With a nod to the late Dominican theologian Yves Congar, Jeffery understands tradition as “the place where diverse forces are reconciled.” It can be a lonely view to hold when Catholics debate some old, sore subjects — like whether women may participate in the washing of the feet during the Mass on Holy Thursday. When, about 20 years ago, some bishops expressly forbade it on the grounds of tradition, Jeffery wrote a book demonstrating that the Latin text to which they had appealed dated only to the 1950s. “And there were traditions for washing with women. Just nobody knew that,” he says.

A more recent book, Translating Tradition, examines another touchy subject: the new English translation of the Roman liturgy that debuts later this year in Advent. “What you basically have in the Church today is liberals who favor scripture and conservatives who favor the magisterium,” the Church’s teaching authority, he explains. “Nobody’s speaking for tradition.”

Jeffery and his wife, theology Professor Margot Fassler, do — especially when it comes to sacred music, which helps explain why they came to Notre Dame in 2009. They hope to see a musical revival throughout the culture, but particularly in houses of worship, and they think Notre Dame is well-suited to lead it. “Giving children skills that they need to be makers of music in the Church and in communities is to me absolutely crucial for the intellectual and spiritual health of people,” Fassler says. “I don’t take it lightly. I don’t think music is a frill or add-on. I think it’s the basic bread and butter of life.”

Next week, Jeffery, Fassler and theology Professor Michael Driscoll, the third co-director of ND’s Master of Sacred Music program, will convene a panel of scholars to help them shape the future of what Father Driscoll has built on a shoestring over the past five years.

So, how to seed a musical renaissance that embraces the best of the tradition from the Middle Ages to the present day? In interviews last autumn, the husband-wife team shared a few ideas — some already happening and some still on their wish list.

Continue to develop a program at Notre Dame in which musicians are well-trained, especially in organ, choral conducting and voice.

Demonstrate that expert, well-trained musical leadership is worth having and paying for. Driscoll notes that professional organizations like the American Guild of Organists and National Association of Pastoral Musicians have laid significant groundwork for the spread of this idea.

Encourage music that fosters a better grasp of lay people’s role in the liturgy.
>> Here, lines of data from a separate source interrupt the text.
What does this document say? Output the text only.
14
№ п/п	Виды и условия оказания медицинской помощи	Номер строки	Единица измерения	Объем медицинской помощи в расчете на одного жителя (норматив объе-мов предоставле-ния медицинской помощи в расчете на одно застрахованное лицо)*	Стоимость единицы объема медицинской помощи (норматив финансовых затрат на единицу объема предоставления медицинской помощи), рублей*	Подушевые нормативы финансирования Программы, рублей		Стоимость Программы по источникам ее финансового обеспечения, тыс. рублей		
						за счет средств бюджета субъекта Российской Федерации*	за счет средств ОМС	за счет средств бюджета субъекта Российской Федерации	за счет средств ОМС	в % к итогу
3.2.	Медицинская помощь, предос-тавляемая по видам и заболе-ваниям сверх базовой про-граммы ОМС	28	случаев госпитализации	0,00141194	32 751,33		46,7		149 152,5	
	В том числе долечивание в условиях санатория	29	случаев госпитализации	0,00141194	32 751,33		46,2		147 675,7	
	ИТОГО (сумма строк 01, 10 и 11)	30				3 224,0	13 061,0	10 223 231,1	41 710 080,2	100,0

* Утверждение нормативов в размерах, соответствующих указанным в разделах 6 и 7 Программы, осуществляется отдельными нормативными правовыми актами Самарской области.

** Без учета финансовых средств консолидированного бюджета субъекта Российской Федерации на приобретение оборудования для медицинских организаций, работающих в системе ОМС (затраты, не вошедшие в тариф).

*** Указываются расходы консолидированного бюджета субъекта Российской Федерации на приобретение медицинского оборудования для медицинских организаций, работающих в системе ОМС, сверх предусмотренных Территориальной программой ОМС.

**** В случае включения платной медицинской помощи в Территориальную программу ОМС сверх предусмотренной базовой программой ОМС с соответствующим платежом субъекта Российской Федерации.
Jeffery complains that too much contemporary music calls simply for an emotional response, “whereas traditionally . . . the great hymnists were great theologians and the texts had a teaching function in terms of expressing correct doctrine.”

Teach children a core repertory as a formal part of religious education. “It should be based on the Psalms in the vernacular, in the people’s language,” Jeffery says. “That would be a return to what the practice actually was in the late antiquity and the early Middle Ages, where people who learned to read learned from the Psalms.”

Form a model children’s choir at a South Bend parish that supports this idea by recording music and encouraging kids to sing while they’re being formed to receive the sacraments.

Raise the level of conversations about culture among theologians and liturgists. “Enculturation is the biggest issue in contemporary liturgy,” Jeffery says — no surprise when one thinks of the Church’s global reach. Notre Dame is already looking for an ethnomusicologist with expertise in world music and world Christianity who can help the MSM program lead in this area. Fassler says students will likely find work in parishes where people come from all over the world — even the priests. “I myself am from a Western European background,” she says. “Of course I like William Byrd — that’s my culture. But we have to realize we have a culture. And so do they.”

Tap into Notre Dame’s international programs. “We would love to have an exchange program where we would bring church musicians from Africa and from Latin America and from Europe and everywhere here, and send our students there,” Fassler says. “If we could get that going, and add a third year onto our MSM, that would be simply amazing.”